The last time Jacob sought a blessing, the blessing of birthright, he used trickery by answering falsely to his own father whose vision was dimmed by blindness. When Isaac asked him who he was then, he lied. Moreover, after that episode, he worries with Rebecca that he will get caught. He doesn't worry that he did something wrong, he worries that he might have to answer for it. But, this was not the only occasion on which Jacob uses underhanded means in his attempts to get what he wants. When he departs from his father-in-law, Laban, he tricks Laban into giving him the choicest parts of the flock. He even tries to use underhanded measures to tip God's hand, when, in an earlier narrative, he pledges his allegiance only so long as God provides for him.
So, after years of wandering and years of fighting with his brother, Jacob is about to see Esau again. Like anyone who comes face to face with their past, he faces a moment of truth. Will he stay the course he has followed, continuing his pattern of self-destructive, entitled trickery? Or, will he look at himself, see his past, and realize that he has power over his own transformation by admitting his actions, participating in self-reflection and changing his pattern of behavior to forge a new path of truth into the future?

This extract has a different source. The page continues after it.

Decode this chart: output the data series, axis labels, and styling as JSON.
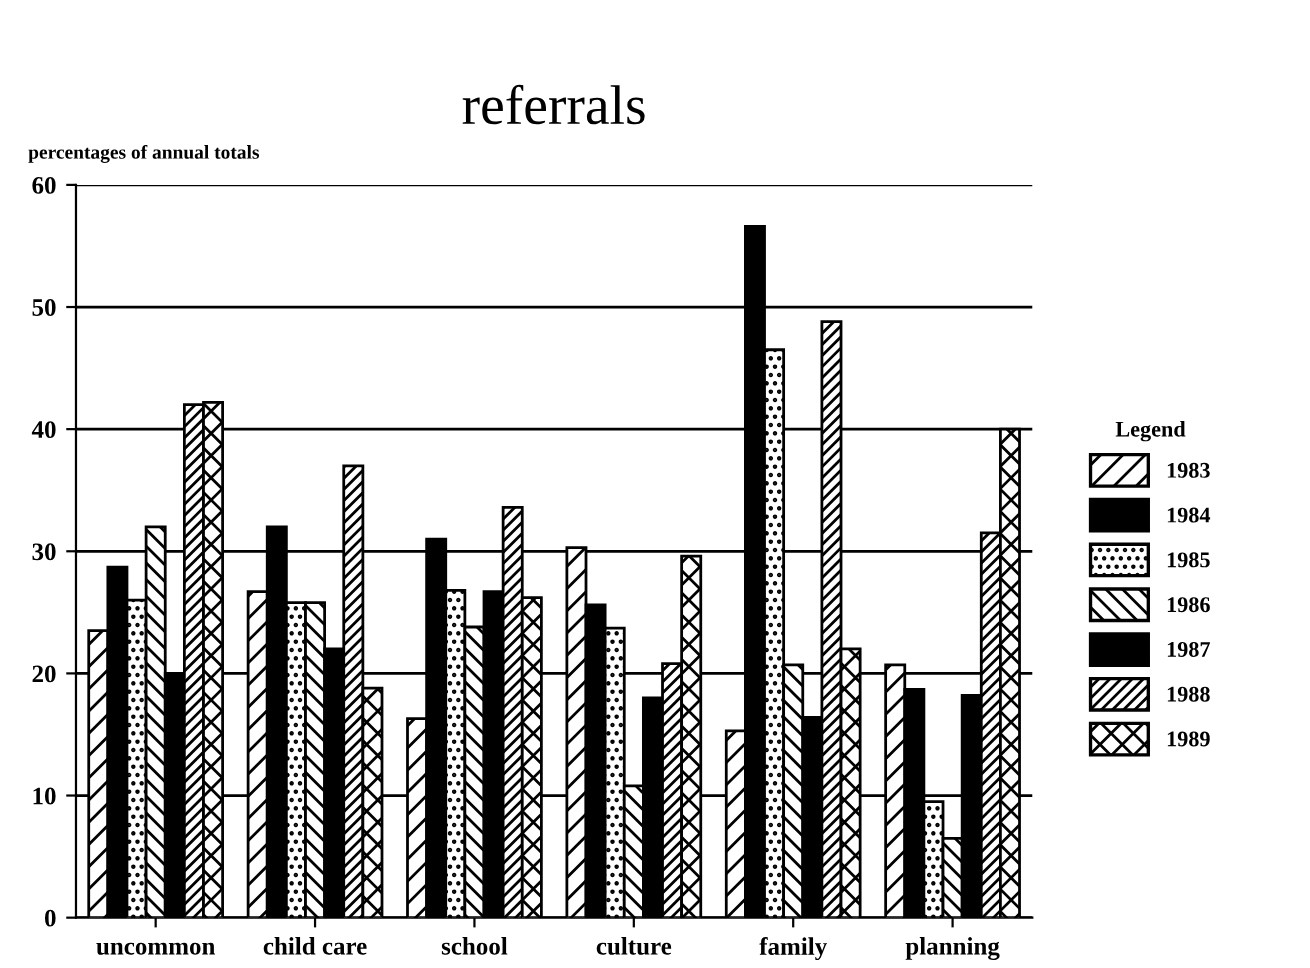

But, it is not simply a question of mindset. For Jacob, it is truly a question of his name. The name Jacob comes from the Hebrew root meaning heel or supplanting. So, as the commentator Rashi teaches us in telling Jacob that his name will no longer be Israel, he is acknowledging that Jacob will no longer be known as the one who gets what he wants by supplanting, tricking or deceiving others. And, unlike in the earlier encounters when Jacob was unable to receive the blessings as they were meant to be, here he will achieve his blessings through nobility and openness, through truth: truth about himself and about God. From this, as the Torah tells us, his soul is saved, and he is ultimately changed as marked by the limp he carries with him from that night.
Each of us is b'nei Israel - a child of Israel. And, as we enter this Shabbat, may we remember that this too is our legacy. Like our forbearer Jacob, we face moments in our lives that our own moments of truth, moments when also have to decide whether we will continue to live defined by who we have been and the limits of our past behavior, OR if we will move forward to receive the blessing in saying our own names in openness, recognizing our own mistakes, and confronting our past with a willingness to grow. So, may we have someone who will bless us to become Israel.